The panel has considered the petitions for rehearing and is of opinion they are without merit.

It is accordingly ADJUDGED and ORDERED that the petitions for rehearing shall be, and they hereby are, denied.

It is further ORDERED that the addendum to the opinion attached to this order shall be, and the same hereby is, filed and made a part of the opinion in this case.

ALBERT V. BRYAN, Senior Circuit Judge, concurs.

K. K. HALL, Circuit Judge, dissents. He would affirm the award.

SUPPLEMENTAL OPINION

PER CURIAM:

Petitions filed by George Pettus and the Director, Office of Workers’ Compensation, for rehearing of the decision herein of September 26, 1978, have been denied, but we deem it advisable to correct a mistaken impression of the petitioners. They charge that this opinion is in conflict with ours of September 21, 1978, in No. 77-1886, Newport News Shipbuilding and Dry Dock Company v. Director, OWCP.

The conflict is said to be manifest in the denial to Pettus of the right to seek compensation under the District of Columbia Workmen’s Compensation Act (Longshoreman’s and Harbor Workers’ Compensation Act) after the Virginia Commission had dismissed his claim for refusal to comply with its order allowing compensation, but that in Newport News Shipbuilding the right to proceed under the District of Columbia law was granted employee, Jenkins, after his claim had been rejected by the Virginia Commission.

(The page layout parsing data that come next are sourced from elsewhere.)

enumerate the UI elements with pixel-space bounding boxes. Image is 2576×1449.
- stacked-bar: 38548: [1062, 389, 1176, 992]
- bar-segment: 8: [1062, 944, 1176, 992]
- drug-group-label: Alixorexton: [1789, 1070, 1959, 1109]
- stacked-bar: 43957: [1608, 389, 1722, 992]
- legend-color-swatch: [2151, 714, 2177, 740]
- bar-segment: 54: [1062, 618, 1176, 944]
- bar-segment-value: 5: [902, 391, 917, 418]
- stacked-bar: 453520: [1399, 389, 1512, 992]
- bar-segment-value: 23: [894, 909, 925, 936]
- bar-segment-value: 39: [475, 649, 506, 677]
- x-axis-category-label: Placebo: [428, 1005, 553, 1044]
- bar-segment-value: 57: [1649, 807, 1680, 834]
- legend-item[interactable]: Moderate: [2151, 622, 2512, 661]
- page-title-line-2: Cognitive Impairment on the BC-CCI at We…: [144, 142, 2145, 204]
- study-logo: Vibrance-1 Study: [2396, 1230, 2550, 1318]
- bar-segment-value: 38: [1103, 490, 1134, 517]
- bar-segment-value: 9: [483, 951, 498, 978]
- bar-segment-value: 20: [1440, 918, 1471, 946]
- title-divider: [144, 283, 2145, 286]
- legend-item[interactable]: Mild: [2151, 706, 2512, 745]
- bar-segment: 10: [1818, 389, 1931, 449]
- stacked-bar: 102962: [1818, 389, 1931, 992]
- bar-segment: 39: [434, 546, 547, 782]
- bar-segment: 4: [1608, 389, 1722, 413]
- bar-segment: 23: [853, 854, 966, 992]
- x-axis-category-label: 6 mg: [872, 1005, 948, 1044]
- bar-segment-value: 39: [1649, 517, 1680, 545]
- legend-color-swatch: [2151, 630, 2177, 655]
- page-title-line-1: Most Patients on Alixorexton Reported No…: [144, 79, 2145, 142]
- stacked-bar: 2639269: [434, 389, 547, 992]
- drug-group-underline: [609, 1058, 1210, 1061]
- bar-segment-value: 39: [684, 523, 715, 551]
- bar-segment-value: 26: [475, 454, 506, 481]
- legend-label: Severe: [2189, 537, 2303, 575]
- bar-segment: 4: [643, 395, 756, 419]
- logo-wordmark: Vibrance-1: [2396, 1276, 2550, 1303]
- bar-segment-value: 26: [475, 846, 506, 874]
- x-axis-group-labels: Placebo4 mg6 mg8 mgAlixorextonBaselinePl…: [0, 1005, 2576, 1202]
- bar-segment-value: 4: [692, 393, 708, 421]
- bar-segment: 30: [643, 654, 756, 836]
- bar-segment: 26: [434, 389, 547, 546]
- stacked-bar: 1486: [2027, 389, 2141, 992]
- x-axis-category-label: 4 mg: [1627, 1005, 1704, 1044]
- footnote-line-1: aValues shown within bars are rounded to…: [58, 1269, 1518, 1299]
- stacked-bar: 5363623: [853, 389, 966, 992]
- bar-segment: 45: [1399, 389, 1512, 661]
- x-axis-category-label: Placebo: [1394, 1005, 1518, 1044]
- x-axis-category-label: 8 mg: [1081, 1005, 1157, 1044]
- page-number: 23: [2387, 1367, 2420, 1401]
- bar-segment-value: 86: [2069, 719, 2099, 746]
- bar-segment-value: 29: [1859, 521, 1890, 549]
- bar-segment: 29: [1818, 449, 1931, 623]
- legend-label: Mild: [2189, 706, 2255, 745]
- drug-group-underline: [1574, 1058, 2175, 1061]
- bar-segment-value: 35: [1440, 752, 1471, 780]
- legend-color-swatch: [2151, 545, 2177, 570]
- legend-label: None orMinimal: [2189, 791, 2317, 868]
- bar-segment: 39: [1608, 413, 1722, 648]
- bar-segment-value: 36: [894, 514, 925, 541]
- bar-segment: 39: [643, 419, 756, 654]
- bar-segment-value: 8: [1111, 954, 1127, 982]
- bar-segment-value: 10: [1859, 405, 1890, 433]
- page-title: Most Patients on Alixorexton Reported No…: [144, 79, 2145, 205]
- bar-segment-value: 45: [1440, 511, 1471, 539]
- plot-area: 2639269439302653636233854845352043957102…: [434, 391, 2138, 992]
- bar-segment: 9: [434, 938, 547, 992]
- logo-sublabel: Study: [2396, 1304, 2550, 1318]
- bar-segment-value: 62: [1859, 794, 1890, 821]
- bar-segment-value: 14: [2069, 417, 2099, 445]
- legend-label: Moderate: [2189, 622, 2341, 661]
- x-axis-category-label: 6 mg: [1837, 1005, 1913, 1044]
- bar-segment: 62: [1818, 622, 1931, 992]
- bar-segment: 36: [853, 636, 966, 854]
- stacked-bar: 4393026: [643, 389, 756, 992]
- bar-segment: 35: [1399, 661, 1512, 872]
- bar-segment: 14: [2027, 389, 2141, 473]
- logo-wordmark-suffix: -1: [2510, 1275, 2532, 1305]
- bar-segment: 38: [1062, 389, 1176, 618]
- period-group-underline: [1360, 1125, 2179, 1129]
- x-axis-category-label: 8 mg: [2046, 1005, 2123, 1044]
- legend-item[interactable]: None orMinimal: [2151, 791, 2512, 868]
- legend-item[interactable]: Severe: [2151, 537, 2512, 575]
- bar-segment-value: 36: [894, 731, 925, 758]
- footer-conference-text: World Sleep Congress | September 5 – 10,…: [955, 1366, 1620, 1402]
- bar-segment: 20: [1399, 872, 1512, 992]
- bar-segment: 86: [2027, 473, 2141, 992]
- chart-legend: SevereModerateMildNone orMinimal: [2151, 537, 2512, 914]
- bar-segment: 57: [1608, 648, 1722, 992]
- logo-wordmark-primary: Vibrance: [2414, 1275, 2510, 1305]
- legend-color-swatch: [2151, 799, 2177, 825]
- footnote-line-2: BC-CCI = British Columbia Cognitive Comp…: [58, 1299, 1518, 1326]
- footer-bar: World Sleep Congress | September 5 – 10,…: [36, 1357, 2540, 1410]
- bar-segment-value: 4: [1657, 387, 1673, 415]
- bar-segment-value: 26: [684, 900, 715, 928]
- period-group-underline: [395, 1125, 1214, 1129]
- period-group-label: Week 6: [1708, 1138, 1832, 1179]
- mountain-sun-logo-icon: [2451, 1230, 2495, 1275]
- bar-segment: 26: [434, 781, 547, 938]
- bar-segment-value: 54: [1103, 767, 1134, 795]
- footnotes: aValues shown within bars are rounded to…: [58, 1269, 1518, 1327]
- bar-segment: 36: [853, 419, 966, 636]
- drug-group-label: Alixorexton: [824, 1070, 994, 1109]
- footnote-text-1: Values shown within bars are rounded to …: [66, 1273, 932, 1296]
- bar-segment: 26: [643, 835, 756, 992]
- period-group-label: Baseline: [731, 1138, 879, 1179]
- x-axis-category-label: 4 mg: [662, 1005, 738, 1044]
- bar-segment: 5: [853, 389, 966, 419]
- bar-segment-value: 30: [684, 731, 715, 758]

Actually, there is no inconsistency between the two adjudications. Pettus had originally been awarded compensation by the Virginia Commission with no doubt that his injury was work-related. Thus, there was no necessity for him to seek the remedy afforded by the D. C. Act in order to be compensated.

On the other hand, Jenkins had no claim whatsoever under the Virginia law, because there was no relationship proved between his injury and work. This was a finding of a jurisdictional fact, negating the jurisdiction of the Virginia Commission. It was not a finding on the merits of the claim. At all events, no relief was obtainable by him under the State law.

However, the absence initially of proof of this essential factor was not a bar under the Federal law, because it gave him a presumption of work-relatedness to start with, an assistance unavailable to him in the Virginia proceeding. Furthermore, since his burden of proof was thus lighter under the Federal statute, the result of the litigation *636before the Virginia Commission had no collateral effect and Jenkins could embrace the Federal forum without first proffering proof of the work relationship. In so doing he was making out a different case, one not entertainable in Virginia.

Thus the judgments of Pettus and Jenkins rested on separate bases. Jenkins could not recover under the State law but Pettus could. Obviously, these conclusions were not mutually contradictory.

. The majority cites 59 Va.L.R. 1632 (1973) as support for its holding; this article collects and discusses only cases standing for the accepted proposition that an award under the Virginia statute operates as a bar to any other rights at common law against the employer.

. For purposes of this discussion I will assume that there was identity of parties in the Virginia and District of Columbia proceedings.